Pantau Flash
HOME  ⁄  Pantau Ramadhan

Begini Perbedaan Metode Penentuan Hilal antara NU dan Muhammadiyah

Oleh Latisha Asharani
SHARE   :

Begini Perbedaan Metode Penentuan Hilal antara NU dan Muhammadiyah
Foto: Ilustrasi (Freepik)

Pantau - Hilal memiliki peran yang sangat penting dalam kehidupan umat Islam, terutama dalam menentukan awal bulan dalam kalender Hijriah. Hilal adalah bulan sabit muda yang menjadi penanda pergantian bulan, termasuk bulan-bulan yang memiliki makna ibadah seperti Ramadan dan Syawal. Oleh karena itu, umat Islam selalu menantikan hasil penetapan hilal untuk menentukan waktu ibadah mereka. Perbedaan pendapat mengenai hilal bukanlah hal baru di Indonesia. Dua organisasi Islam terbesar, yaitu Nahdlatul Ulama (NU) dan Muhammadiyah, sering kali memiliki pandangan berbeda dalam menentukan awal bulan Hijriah. Perbedaan ini muncul karena perbedaan metode yang digunakan dalam menentukan hilal. NU mengandalkan metode rukyatul hilal (pengamatan langsung) yang didukung oleh Hisab Hakiki Imkan Rukyat, sementara Muhammadiyah menggunakan metode Hisab Hakiki Wujudul Hilal tanpa pengamatan langsung. 
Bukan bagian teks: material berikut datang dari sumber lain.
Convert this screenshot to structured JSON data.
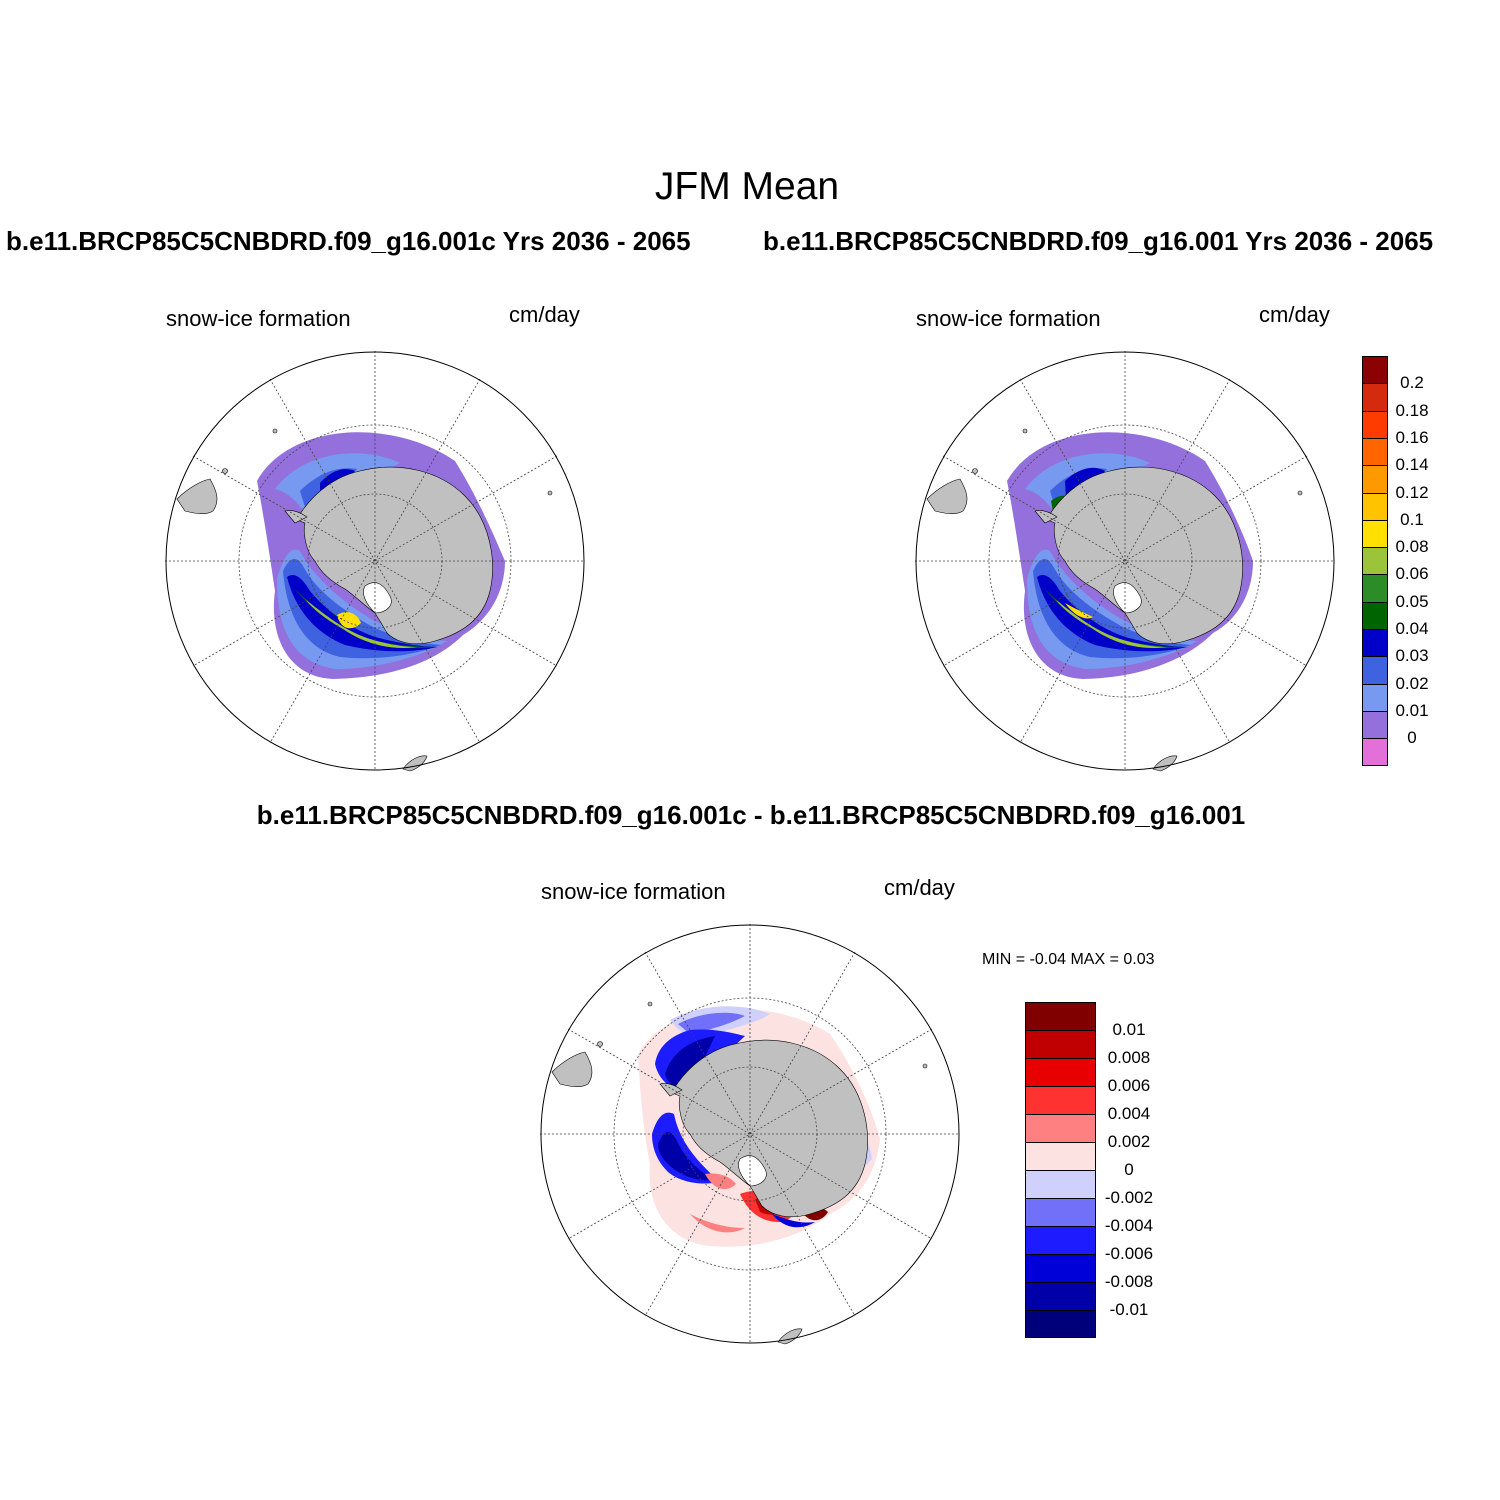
{
  "figure": {
    "title": "JFM Mean",
    "diff_title": "b.e11.BRCP85C5CNBDRD.f09_g16.001c - b.e11.BRCP85C5CNBDRD.f09_g16.001"
  },
  "panels": [
    {
      "case_title": "b.e11.BRCP85C5CNBDRD.f09_g16.001c  Yrs 2036 - 2065",
      "variable": "snow-ice formation",
      "units": "cm/day"
    },
    {
      "case_title": "b.e11.BRCP85C5CNBDRD.f09_g16.001  Yrs 2036 - 2065",
      "variable": "snow-ice formation",
      "units": "cm/day"
    },
    {
      "variable": "snow-ice formation",
      "units": "cm/day",
      "min_max": "MIN =  -0.04 MAX =   0.03"
    }
  ],
  "colorbar_abs": {
    "labels": [
      "0.2",
      "0.18",
      "0.16",
      "0.14",
      "0.12",
      "0.1",
      "0.08",
      "0.06",
      "0.05",
      "0.04",
      "0.03",
      "0.02",
      "0.01",
      "0"
    ],
    "colors": [
      "#8b0000",
      "#d42a0e",
      "#ff3c00",
      "#ff6600",
      "#ff9900",
      "#ffc300",
      "#ffe000",
      "#9cc43a",
      "#2c8c28",
      "#006400",
      "#0000c8",
      "#3f62e0",
      "#7799f0",
      "#9370db",
      "#e370d8"
    ]
  },
  "colorbar_diff": {
    "labels": [
      "0.01",
      "0.008",
      "0.006",
      "0.004",
      "0.002",
      "0",
      "-0.002",
      "-0.004",
      "-0.006",
      "-0.008",
      "-0.01"
    ],
    "colors": [
      "#800000",
      "#c00000",
      "#e80000",
      "#ff3232",
      "#ff8080",
      "#fde2e2",
      "#d0d0fc",
      "#7070f8",
      "#1c1cff",
      "#0000d8",
      "#0000a8",
      "#00007a"
    ]
  }
}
Dilansir NU Online, berikut adalah perbedaan metode penentuan hilal yang digunakan oleh kedua organisasi ini.

NU dengan Metode Rukyatul Hilal

NU menggunakan metode rukyatul hilal, yaitu dengan melakukan pengamatan langsung terhadap hilal setelah terjadi ijtima' (konjungsi bulan dan matahari dalam satu bujur yang sama). Jika hilal terlihat, maka keesokan harinya ditetapkan sebagai awal bulan baru dalam kalender Hijriah. Jika hilal tidak terlihat, maka bulan berjalan digenapkan menjadi 30 hari.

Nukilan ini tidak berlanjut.